Grants and Contributions:

Grant or Award spanning more than one fiscal year. (2017-2018 to 2022-2023)

Dicistroviruses are RNA viruses that mainly infect arthropods and have had a negative impact of agriculture and economic importance. Members include the honeybee viruses that have been associated with honeybee disease and the Taura syndrome virus, which has led to disease outbreaks in the panaeid shrimp industry. To date, the life cycle and virus host interactions are not fully understood and thus, has impacted our understanding of these viruses and limited potential antiviral strategies. However, infection of Drosophila (fruit fly) by the model dicistrovirus cricket paralysis virus (CrPV) has been instrumental in deciphering key processes into how dicistroviruses commandeer the host cell. One of the signature properties of dicistroviruses is that the virus expresses a protein, called a protease, which cleaves host proteins in the cell to facilitate virus infection. Currently, the extent of host proteins targeted by the viral protease is not known. In this study, we will utilize a novel unbiased proteomics approach called TAILS to comprehensively identify all of the targets of the dicistrovirus CrPV protease in Drosophila cells. Unlike other methods, this new TAILS approach is sensitive and can identify the location of the cleavage site on the target protein.
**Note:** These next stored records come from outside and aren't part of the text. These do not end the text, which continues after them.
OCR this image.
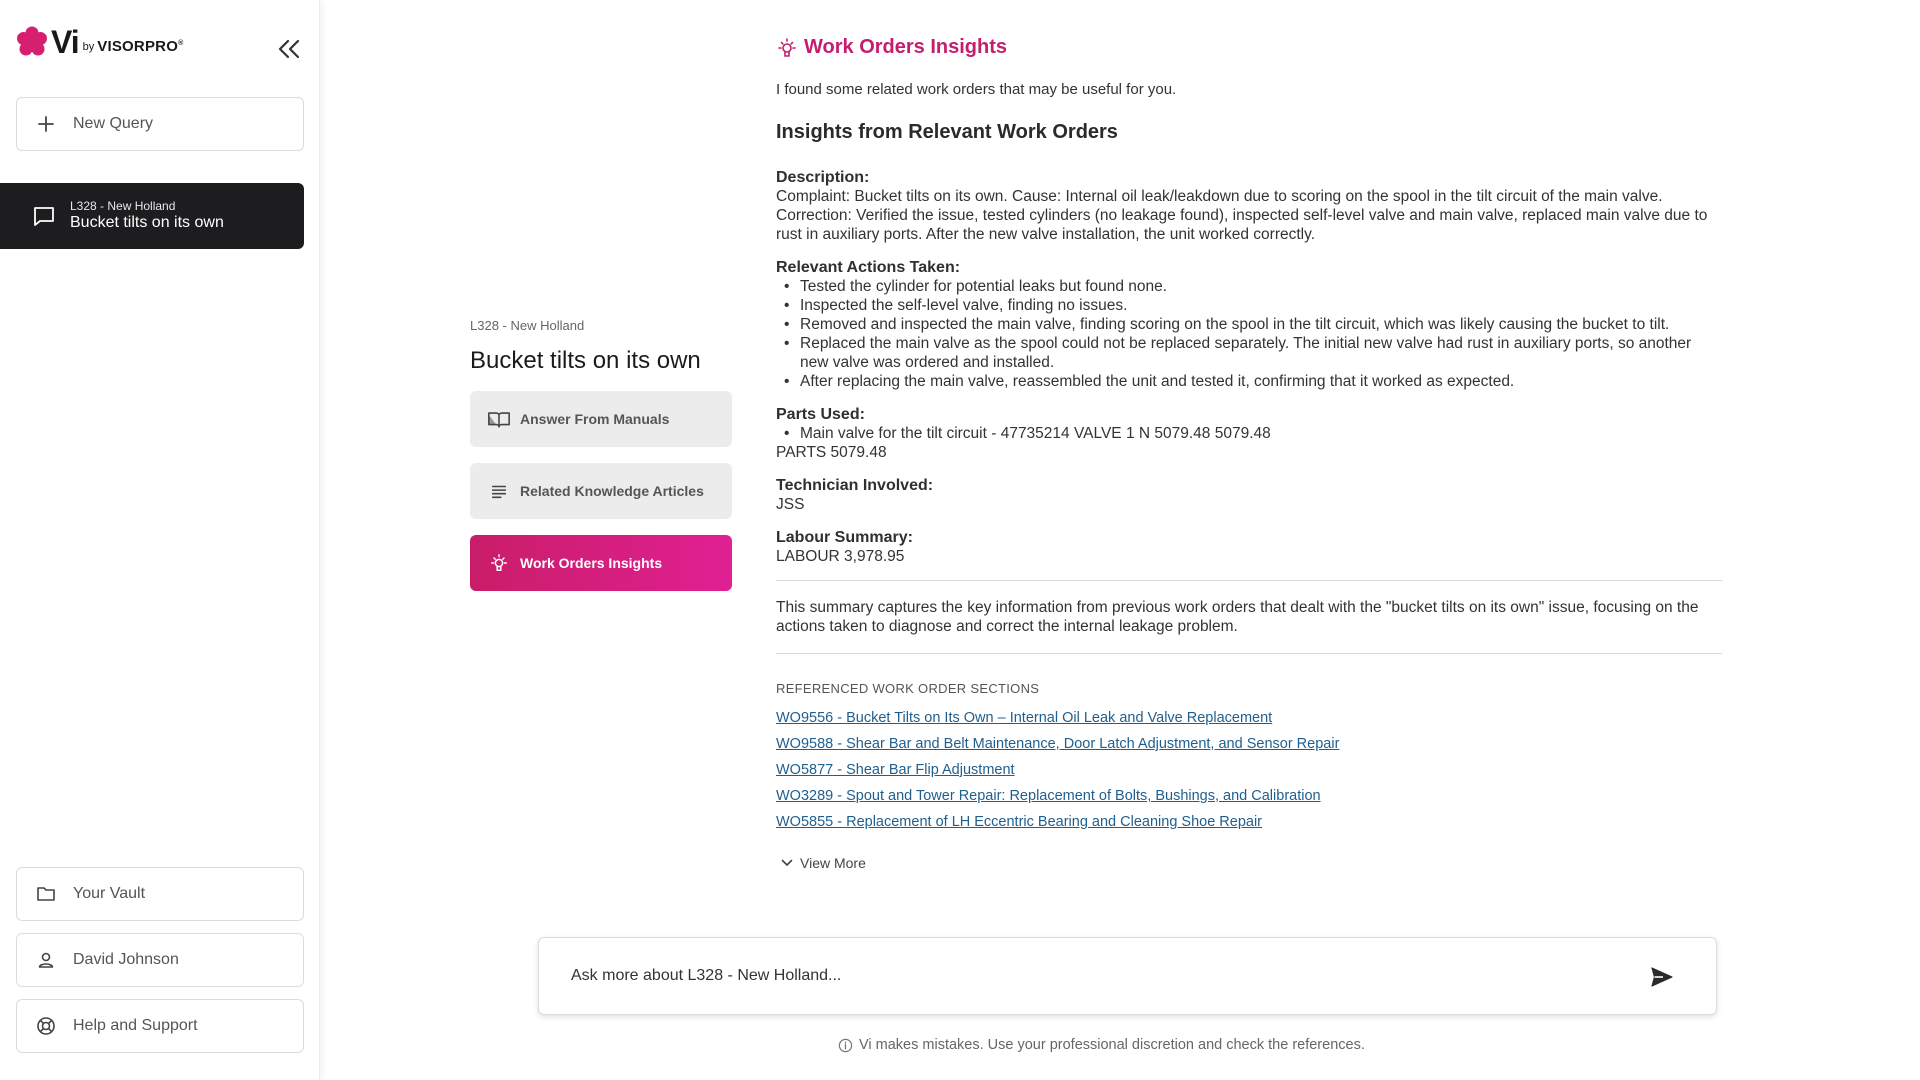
Vi by VISORPRO®
New Query
L328 - New Holland
Bucket tilts on its own
Your Vault
David Johnson
Help and Support
L328 - New Holland
Bucket tilts on its own
Answer From Manuals
Related Knowledge Articles
Work Orders Insights
Work Orders Insights
I found some related work orders that may be useful for you.
Insights from Relevant Work Orders
Description:
Complaint: Bucket tilts on its own. Cause: Internal oil leak/leakdown due to scoring on the spool in the tilt circuit of the main valve. Correction: Verified the issue, tested cylinders (no leakage found), inspected self-level valve and main valve, replaced main valve due to rust in auxiliary ports. After the new valve installation, the unit worked correctly.
Relevant Actions Taken:
• Tested the cylinder for potential leaks but found none.
• Inspected the self-level valve, finding no issues.
• Removed and inspected the main valve, finding scoring on the spool in the tilt circuit, which was likely causing the bucket to tilt.
• Replaced the main valve as the spool could not be replaced separately. The initial new valve had rust in auxiliary ports, so another new valve was ordered and installed.
• After replacing the main valve, reassembled the unit and tested it, confirming that it worked as expected.
Parts Used:
• Main valve for the tilt circuit - 47735214 VALVE 1 N 5079.48 5079.48
PARTS 5079.48
Technician Involved:
JSS
Labour Summary:
LABOUR 3,978.95
This summary captures the key information from previous work orders that dealt with the "bucket tilts on its own" issue, focusing on the actions taken to diagnose and correct the internal leakage problem.
REFERENCED WORK ORDER SECTIONS
WO9556 - Bucket Tilts on Its Own – Internal Oil Leak and Valve Replacement
WO9588 - Shear Bar and Belt Maintenance, Door Latch Adjustment, and Sensor Repair
WO5877 - Shear Bar Flip Adjustment
WO3289 - Spout and Tower Repair: Replacement of Bolts, Bushings, and Calibration
WO5855 - Replacement of LH Eccentric Bearing and Cleaning Shoe Repair
View More
Ask more about L328 - New Holland...
Vi makes mistakes. Use your professional discretion and check the references.
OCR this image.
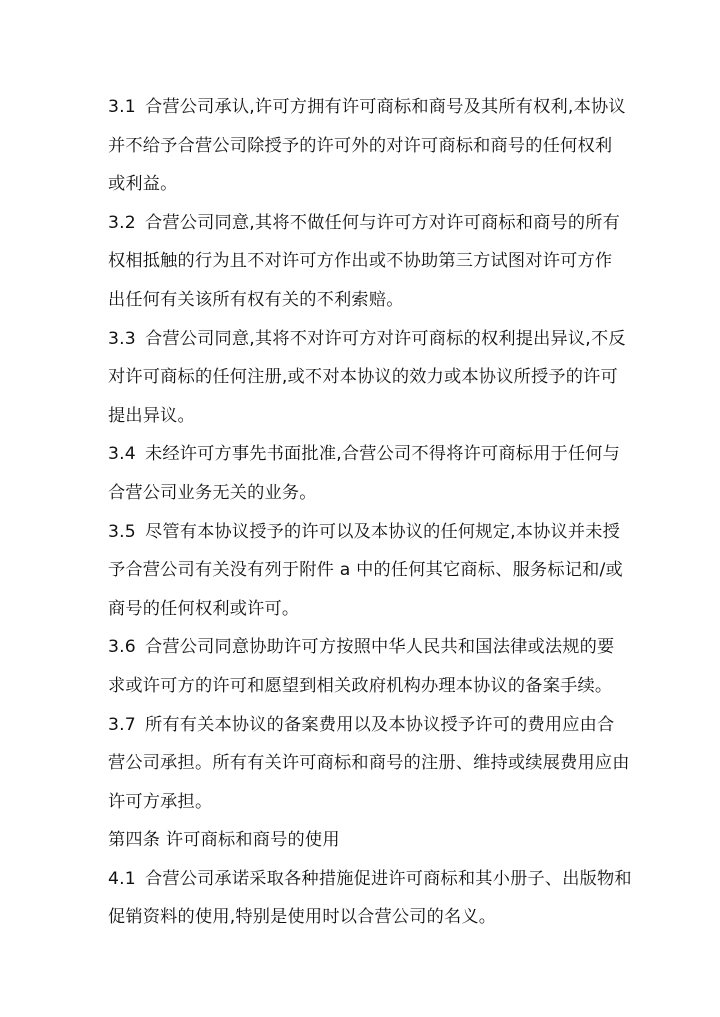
3.1 合营公司承认,许可方拥有许可商标和商号及其所有权利,本协议
并不给予合营公司除授予的许可外的对许可商标和商号的任何权利
或利益。
3.2 合营公司同意,其将不做任何与许可方对许可商标和商号的所有
权相抵触的行为且不对许可方作出或不协助第三方试图对许可方作
出任何有关该所有权有关的不利索赔。
3.3 合营公司同意,其将不对许可方对许可商标的权利提出异议,不反
对许可商标的任何注册,或不对本协议的效力或本协议所授予的许可
提出异议。
3.4 未经许可方事先书面批准,合营公司不得将许可商标用于任何与
合营公司业务无关的业务。
3.5 尽管有本协议授予的许可以及本协议的任何规定,本协议并未授
予合营公司有关没有列于附件 a 中的任何其它商标、服务标记和/或
商号的任何权利或许可。
3.6 合营公司同意协助许可方按照中华人民共和国法律或法规的要
求或许可方的许可和愿望到相关政府机构办理本协议的备案手续。
3.7 所有有关本协议的备案费用以及本协议授予许可的费用应由合
营公司承担。所有有关许可商标和商号的注册、维持或续展费用应由
许可方承担。
第四条 许可商标和商号的使用
4.1 合营公司承诺采取各种措施促进许可商标和其小册子、出版物和
促销资料的使用,特别是使用时以合营公司的名义。
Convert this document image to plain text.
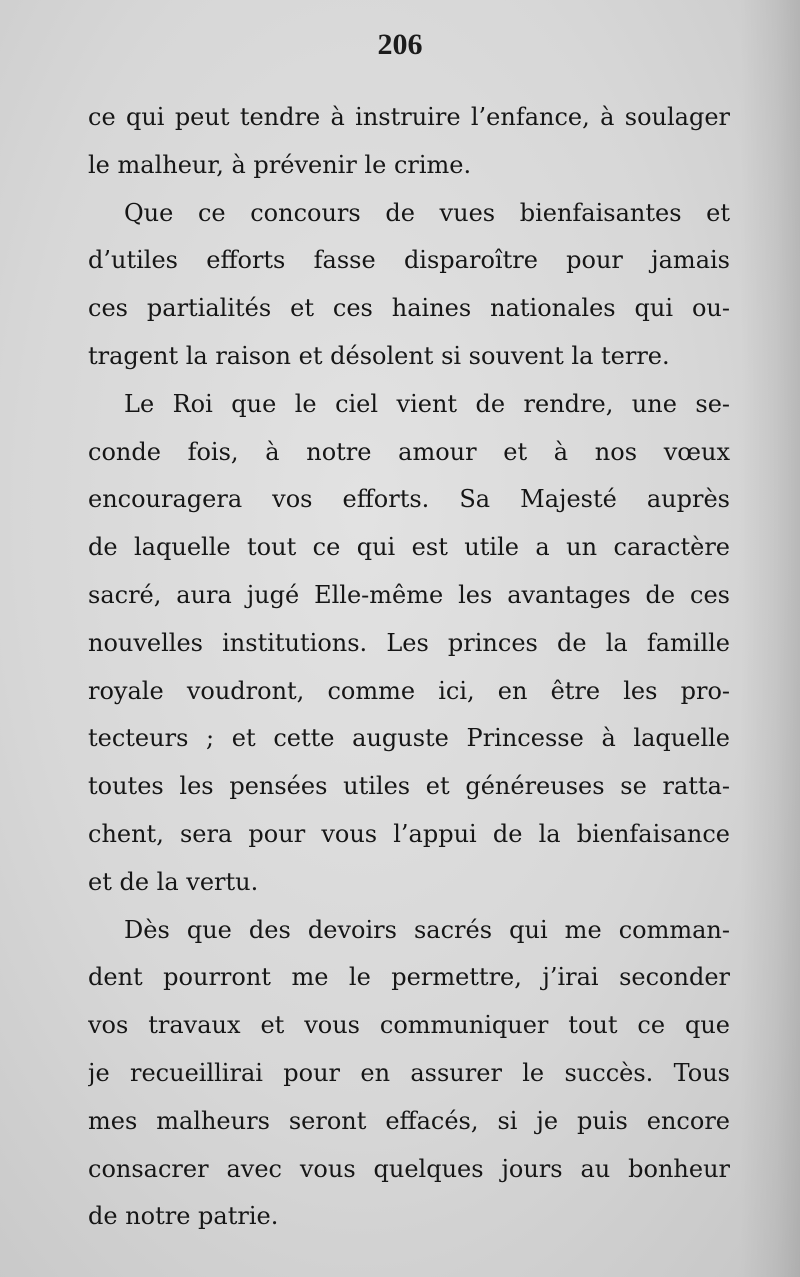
206
ce qui peut tendre à instruire l’enfance, à soulager
le malheur, à prévenir le crime.
Que ce concours de vues bienfaisantes et
d’utiles efforts fasse disparoître pour jamais
ces partialités et ces haines nationales qui ou-
tragent la raison et désolent si souvent la terre.
Le Roi que le ciel vient de rendre, une se-
conde fois, à notre amour et à nos vœux
encouragera vos efforts. Sa Majesté auprès
de laquelle tout ce qui est utile a un caractère
sacré, aura jugé Elle-même les avantages de ces
nouvelles institutions. Les princes de la famille
royale voudront, comme ici, en être les pro-
tecteurs ; et cette auguste Princesse à laquelle
toutes les pensées utiles et généreuses se ratta-
chent, sera pour vous l’appui de la bienfaisance
et de la vertu.
Dès que des devoirs sacrés qui me comman-
dent pourront me le permettre, j’irai seconder
vos travaux et vous communiquer tout ce que
je recueillirai pour en assurer le succès. Tous
mes malheurs seront effacés, si je puis encore
consacrer avec vous quelques jours au bonheur
de notre patrie.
The identification of novel targets will provide a catalog of the host processes that are affected during dicistrovirus infection. Importantly, the knowledge gained will allow us to identify new targets for antiviral therapy. The development of this strategy can be exploited to identify the repertoire of host targets of proteases from other viruses, ultimately leading to better treatment protocols for a range of virus infections causing pathological disease.